Of late, the financial press has been reporting on something that we have suspected for sometime. Barack Obama is ignoring Paul Volcker.
It does not appear that Paul Volcker, at 6'7" and recognized as the inflation slayer (although he really only knocked inflation out for a short period), likes being ignored. WSJ is reporting that Volcker, who is generally the diplomat that doesn't call out people in public, went after Fed vice-chair Donald Kohn, during a conference today:
Federal Reserve Vice Chairman Donald Kohn’s question-and-answer session at a Vanderbilt University conference Saturday was going as countless others surely have in his years as a top policy maker....Of course, Bernanke has his helicopter cruising at a level that will result in much higher inflation than 2%, or 3%, or 4%. But I do like Volcker a little PO'ed, he starts digging up the bodies real fast.
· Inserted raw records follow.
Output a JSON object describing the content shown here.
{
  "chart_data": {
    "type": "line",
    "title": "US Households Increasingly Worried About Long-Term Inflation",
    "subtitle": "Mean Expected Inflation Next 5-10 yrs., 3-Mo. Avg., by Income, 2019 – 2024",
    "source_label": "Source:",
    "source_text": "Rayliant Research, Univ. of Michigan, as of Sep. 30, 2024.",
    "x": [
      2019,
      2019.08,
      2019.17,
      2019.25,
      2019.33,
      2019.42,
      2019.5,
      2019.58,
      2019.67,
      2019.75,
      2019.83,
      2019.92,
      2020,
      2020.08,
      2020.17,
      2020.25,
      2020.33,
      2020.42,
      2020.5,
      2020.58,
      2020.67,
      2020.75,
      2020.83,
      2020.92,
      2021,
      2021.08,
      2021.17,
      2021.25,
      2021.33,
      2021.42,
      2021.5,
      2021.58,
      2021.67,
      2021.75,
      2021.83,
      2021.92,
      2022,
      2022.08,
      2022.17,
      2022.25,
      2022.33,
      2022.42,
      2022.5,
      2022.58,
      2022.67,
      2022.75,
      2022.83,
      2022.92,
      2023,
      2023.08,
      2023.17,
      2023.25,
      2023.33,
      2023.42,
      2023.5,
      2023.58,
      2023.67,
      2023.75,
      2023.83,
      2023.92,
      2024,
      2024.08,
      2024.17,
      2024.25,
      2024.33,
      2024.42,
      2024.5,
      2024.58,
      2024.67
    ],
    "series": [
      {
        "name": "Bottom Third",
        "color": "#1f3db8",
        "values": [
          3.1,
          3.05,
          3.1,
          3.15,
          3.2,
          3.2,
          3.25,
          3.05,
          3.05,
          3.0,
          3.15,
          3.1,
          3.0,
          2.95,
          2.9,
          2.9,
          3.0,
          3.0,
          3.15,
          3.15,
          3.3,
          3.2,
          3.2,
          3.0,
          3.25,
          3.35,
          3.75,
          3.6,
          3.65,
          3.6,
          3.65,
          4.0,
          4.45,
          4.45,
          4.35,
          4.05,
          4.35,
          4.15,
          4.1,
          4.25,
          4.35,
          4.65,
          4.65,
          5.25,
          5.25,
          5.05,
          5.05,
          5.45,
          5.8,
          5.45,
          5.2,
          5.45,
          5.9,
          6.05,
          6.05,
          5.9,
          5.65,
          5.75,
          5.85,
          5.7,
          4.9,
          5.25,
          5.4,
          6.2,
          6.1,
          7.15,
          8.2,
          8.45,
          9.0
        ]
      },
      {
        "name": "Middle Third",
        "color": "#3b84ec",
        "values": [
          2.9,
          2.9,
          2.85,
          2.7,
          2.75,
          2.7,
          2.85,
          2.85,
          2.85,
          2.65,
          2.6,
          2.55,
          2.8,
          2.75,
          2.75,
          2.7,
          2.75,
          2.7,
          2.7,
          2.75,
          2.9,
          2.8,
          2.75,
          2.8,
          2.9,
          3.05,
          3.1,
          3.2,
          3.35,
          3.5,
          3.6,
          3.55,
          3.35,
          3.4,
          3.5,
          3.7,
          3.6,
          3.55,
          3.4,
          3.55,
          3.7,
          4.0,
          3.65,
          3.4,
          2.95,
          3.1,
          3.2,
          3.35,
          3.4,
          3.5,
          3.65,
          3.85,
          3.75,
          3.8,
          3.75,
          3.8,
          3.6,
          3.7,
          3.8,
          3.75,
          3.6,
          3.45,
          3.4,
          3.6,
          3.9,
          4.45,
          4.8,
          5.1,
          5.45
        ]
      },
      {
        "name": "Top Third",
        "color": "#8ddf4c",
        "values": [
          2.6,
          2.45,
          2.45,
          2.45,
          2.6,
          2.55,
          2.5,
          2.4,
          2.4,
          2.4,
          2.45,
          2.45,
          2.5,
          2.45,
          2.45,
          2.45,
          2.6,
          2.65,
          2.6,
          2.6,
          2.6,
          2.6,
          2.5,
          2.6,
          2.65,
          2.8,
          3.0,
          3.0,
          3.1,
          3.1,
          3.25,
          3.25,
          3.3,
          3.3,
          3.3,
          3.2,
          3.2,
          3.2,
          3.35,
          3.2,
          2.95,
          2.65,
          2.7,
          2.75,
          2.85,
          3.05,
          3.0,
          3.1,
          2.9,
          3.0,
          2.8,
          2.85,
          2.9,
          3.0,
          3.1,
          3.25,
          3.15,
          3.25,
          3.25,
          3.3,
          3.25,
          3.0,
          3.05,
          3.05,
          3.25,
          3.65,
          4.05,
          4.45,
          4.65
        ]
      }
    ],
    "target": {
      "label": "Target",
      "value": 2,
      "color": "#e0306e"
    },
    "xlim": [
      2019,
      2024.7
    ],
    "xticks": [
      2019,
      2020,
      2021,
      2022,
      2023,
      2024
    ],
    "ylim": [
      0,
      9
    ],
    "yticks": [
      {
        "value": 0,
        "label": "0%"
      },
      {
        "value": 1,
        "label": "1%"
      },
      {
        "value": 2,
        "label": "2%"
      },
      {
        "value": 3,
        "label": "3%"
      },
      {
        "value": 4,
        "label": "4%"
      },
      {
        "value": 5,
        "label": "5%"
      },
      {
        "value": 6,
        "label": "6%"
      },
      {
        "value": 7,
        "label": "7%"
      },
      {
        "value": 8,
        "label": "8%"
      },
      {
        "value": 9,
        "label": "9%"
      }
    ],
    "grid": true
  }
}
Until Paul Volcker raised his hand.
Then, Kohn was grilled over the Fed’s apparent effort to convey that it considers a roughly 2% inflation rate to be appropriate for the economy in the long term.
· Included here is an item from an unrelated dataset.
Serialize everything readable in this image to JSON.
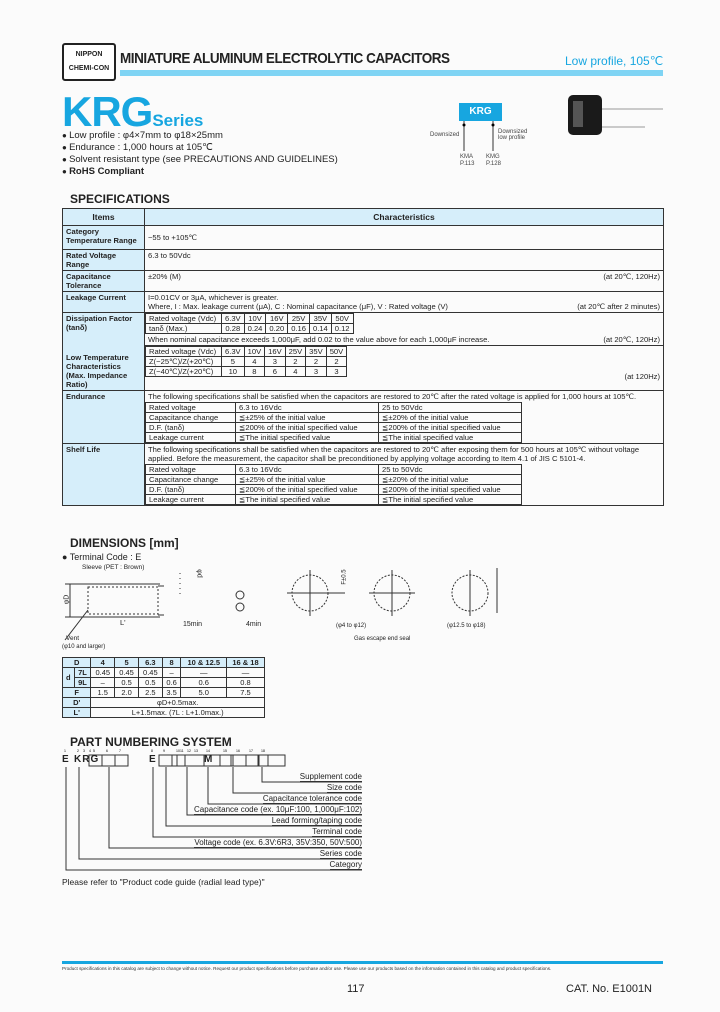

Former Fed Chairman Volcker, who along with Kohn was at a conference honoring former Fed governor Dewey Daane, questioned how the Fed can talk about both 2% inflation and price stability.
“I don’t get it,” Volcker said, leading to a lively back and forth between the two central-bank heavyweights.
By setting 2% as an inflation objective, the Fed is “telling people in a generation they’re going to be losing half their purchasing power,” Volcker said. And if 2% is the best inflation rate, and the economic recovery lags, does that mean that 3% becomes the ideal rate, he asked.
Kohn responded that by aiming at 2%, “you have a little more room in nominal interest rates … to react to an adverse shock to the economy.”
The Fed can’t get the nominal, or stated, interest rates it controls below zero. The economically important interest rate, however, is the inflation-adjusted rate. In recessions, the Fed traditionally pushes this inflation-adjusted rate below zero; when inflation is very low or even negative, the Fed can’t bring inflation-adjusted rates below zero.
“Your problem is two [percent] becomes three becomes four,” Kohn told Volcker.
At the conference, Volcker also went after New York Fed President William Dudley. WSJ again:
If it’s any consolation for Kohn, he wasn’t the only one on the business end of Volcker’s barbs. Volcker told New York Fed President William Dudley, who also spoke at the conference, that he doesn’t understand what the Fed’s trying to accomplish by paying interest on excess reserves.
“Now I’m more confused,” Volcker said after Dudley addressed the topic in his speech. (Read the speech here.)
That led to another back-and-forth that ended with Volcker telling Dudley, “I get the impression you’re beginning to like this.”
The same, it seems, could be said for Volcker.